Anna Chui, who owns a family-run bakery at Kai Joo Lane, said she’s not taking any chances to open until she is confident that her premises can receive customers safely in line with the SOP set by the Sarawak Disaster Management Committee (SDMC).
“We will only open up for business starting this Friday (May 15) from 8am to 4pm. But these few days we are doing cleaning of the shop to make sure it is hygienic for customers. Even after we are open, we will only offer takeaways, no dine-in,” she said when met this morning as she was cleaning her shop.
Chui hopes that the economic situation in the state would recover soon because many businesses like hers had their incomes affected as they have not been open for businesses for almost two months, since March 18.
“I hope people can come and support us when we are open later,” she said.
At a fabric shop at the India Street Pedestrian Mall, its owner Shajahan Syed Ahmad said he did not expect business to be fully running at the popular pedestrian mall for at least a couple of days because several businesses there were still not aware of the CMCO.
“I think a lot of people are still not aware of the CMCO starting today, still thinking we are still in ‘lockdown’,” he said.
He said his shop was opened today for cleaning and preparation only because it had not been opened for almost two months since March 18 when the Movement Control Order (MCO) was enforced.
“The shop was closed for almost two months, and it’s all dusty. We have to clean up everything. We will ensure that all SOP mentioned by the SDMC we will follow.
“We are cleaning the shop with disinfectant, put some markers on the floor at least 1 meter apart for social distancing, and check the body temperatures of our workers at least three times a day.
“We will also check the temperature of every customer before they enter the shop, at the same time prepare hand sanitisers for them to apply as well as face masks in case they don’t have them,” said Shajahan.
On that note, he said businesses should not be allowed to display their products outside their premises because this could disrupt the social distancing SOP.
He said because the products displayed are occupying most of the space on the pedestrian mall, customers had to walk close to each other.
“I hope the authorities can look into this,” he said.
Shajahan also thanked SDMC and the government for their effort in curbing the Covid-19 pandemic, as well as giving out aid to the business community affected by the MCO.
“The government has done a good thing.

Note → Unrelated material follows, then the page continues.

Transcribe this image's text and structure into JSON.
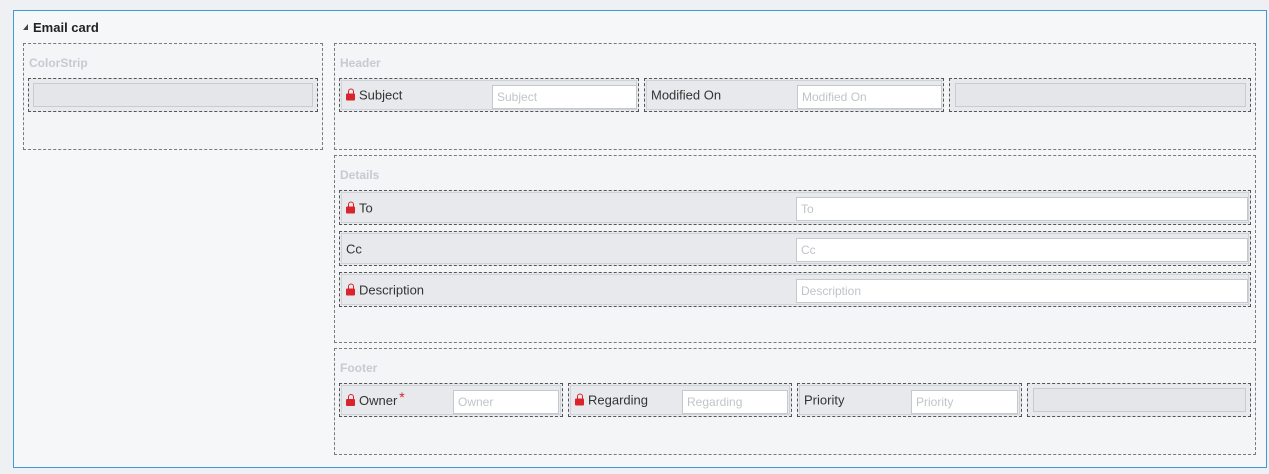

They have studied the situation well and implemented the more relaxed CMCO in an orderly manner.
“Hopefully things will improve, and when the CMCO is lifted after June 9 maybe we can be back to normal so we can make up for what we have lost.

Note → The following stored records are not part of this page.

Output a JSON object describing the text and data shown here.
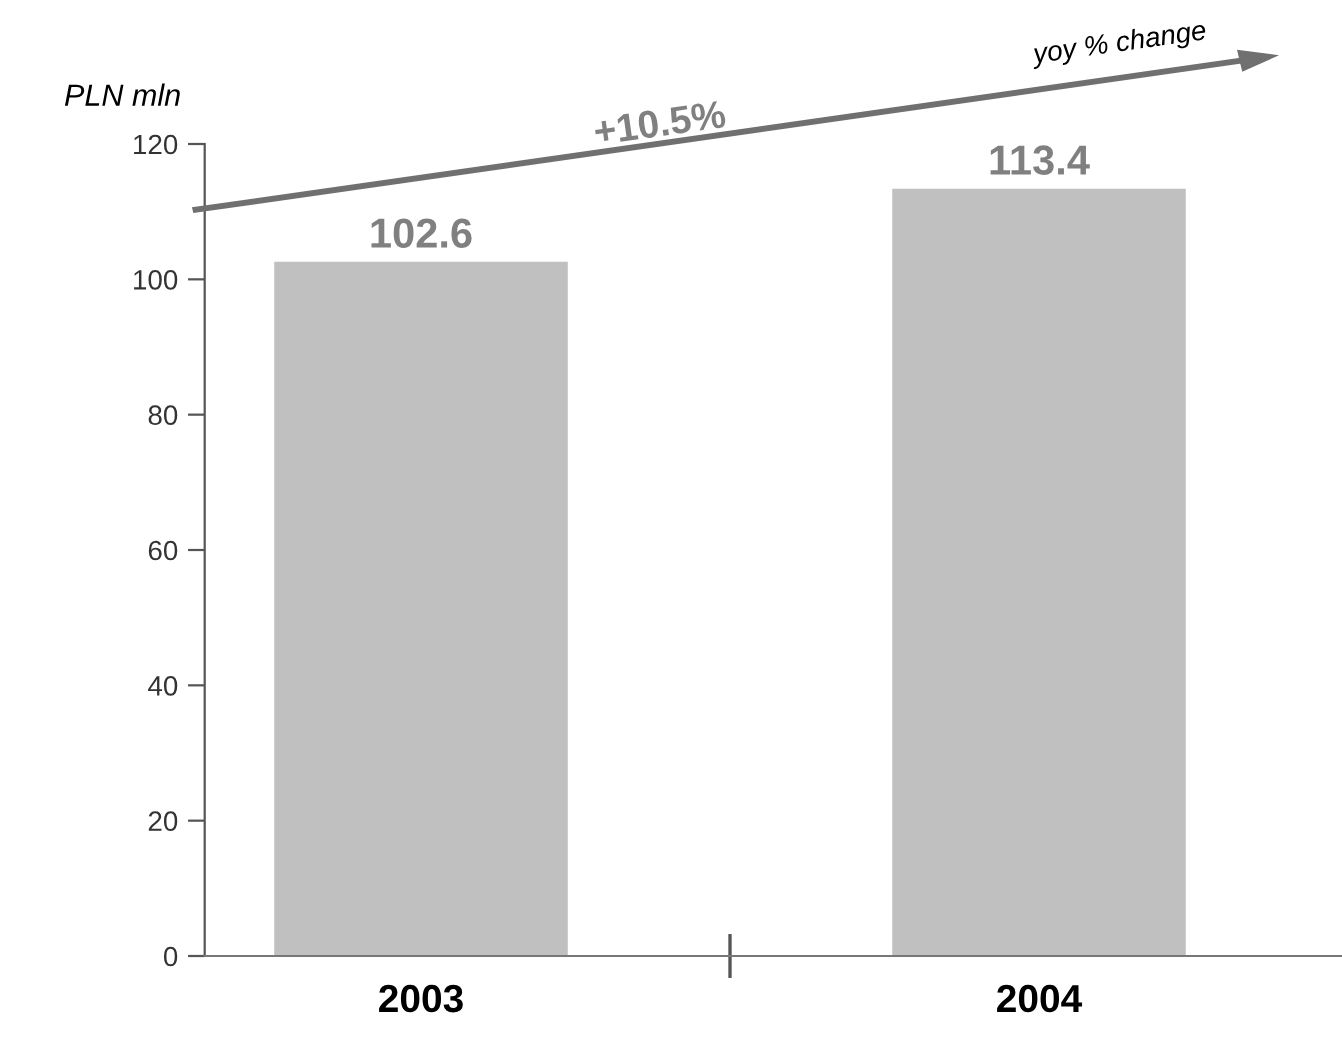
{
  "chart_data": {
    "type": "bar",
    "ylabel": "PLN mln",
    "categories": [
      "2003",
      "2004"
    ],
    "values": [
      102.6,
      113.4
    ],
    "color": "#c0c0c0",
    "data_labels": true,
    "ylim": [
      0,
      120
    ],
    "yticks": [
      0,
      20,
      40,
      60,
      80,
      100,
      120
    ],
    "grid": false,
    "legend": false,
    "annotations": [
      "+10.5%",
      "yoy % change"
    ]
  }
}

“But most important is not the money because even if we have money but our health is not good, there is no point,” he said.
A customer at the pedestrian mall, Shukri Hamid, said although the SDMC has set up the SOP to be followed by the businesses allowed to operate during the CMCO, several members of the public were still ignorant of the SOP.

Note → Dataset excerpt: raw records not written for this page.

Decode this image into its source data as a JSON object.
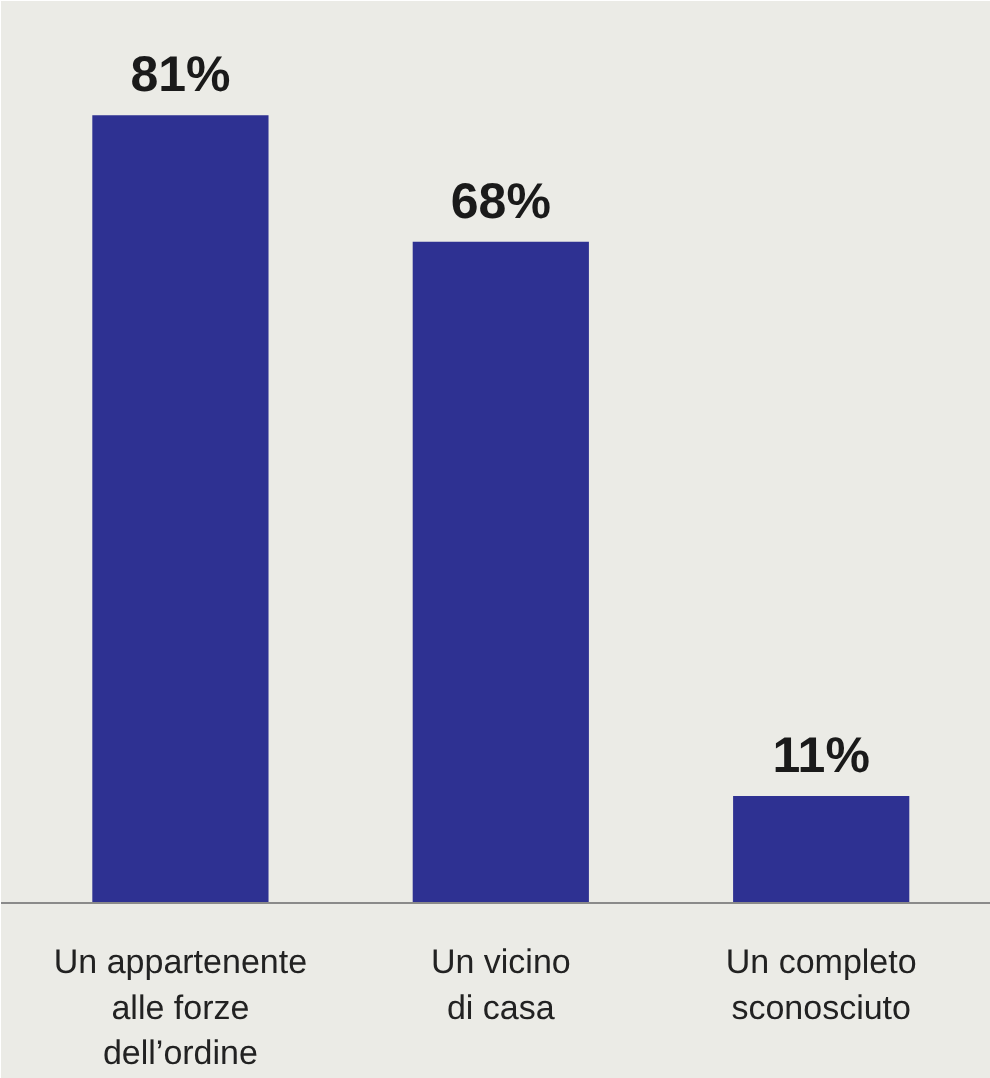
{
  "chart_data": {
    "type": "bar",
    "categories": [
      "Un appartenente\nalle forze\ndell’ordine",
      "Un vicino\ndi casa",
      "Un completo\nsconosciuto"
    ],
    "values": [
      81,
      68,
      11
    ],
    "value_labels": [
      "81%",
      "68%",
      "11%"
    ],
    "color": "#2e3192",
    "grid": false
  }
}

He said the businesses may comply with the SOP but if the public does not, then there was no point implementing the CMCO.
“For example, I went to the Kuching General Post Office earlier this morning, even when the social distancing measures are in place, many people queuing I saw did not follow the measures.
“I think it is the mentality and discipline of some of the people. They think since the government has relaxed ruling in CMCO, everything is alright now. It is not alright yet. Kuching is still in the red zone,” he cautioned.
The mall’s Bata franchise shoe shop owner Lily Tnay assured that her shop would strictly implement the CMCO SOP down to the letter.
“Before opening the store, we will first clean and sanitise it. During opening, we will take the body temperature of each customer to make sure they do not have any fever. After that we will ask the customers to use the hand sanitisers we provide. If they do not have any face masks, we will give them one each.
“Then we will take their names and contact numbers before they can continue shopping in our shop,” she said.
Meanwhile at Plaza Merdeka Shopping Mall nearby, its management has set up screening points at the main entrance and the basement entrance of the mall.
Customers had their body temperature scanned and their names and contact details taken, and security personnel advised them to wear their face masks before letting them into the mall.
Plaza Merdeka Holdings Sdn Bhd director Datin Anriza Wong Cordero said the management always carried out the SOP before allowing their traders and staff, as well as customers to enter the complex.
“These include checking body temperature, wearing face masks, hand sanitiser and needing to maintain social distancing,” she said.
According to her, on the first day of re-operation, about 70 per cent of the traders opened the business while the rest did not operate because they have not carried out the cleaning work on their premises.
“Even the hair salon, children’s toy shop and massage shop are not allowed to open because they are at risk of being exposed to the Covid-19 outbreak,” she said, adding that the mall is open daily from 10am to 8pm throughout the CMCO period.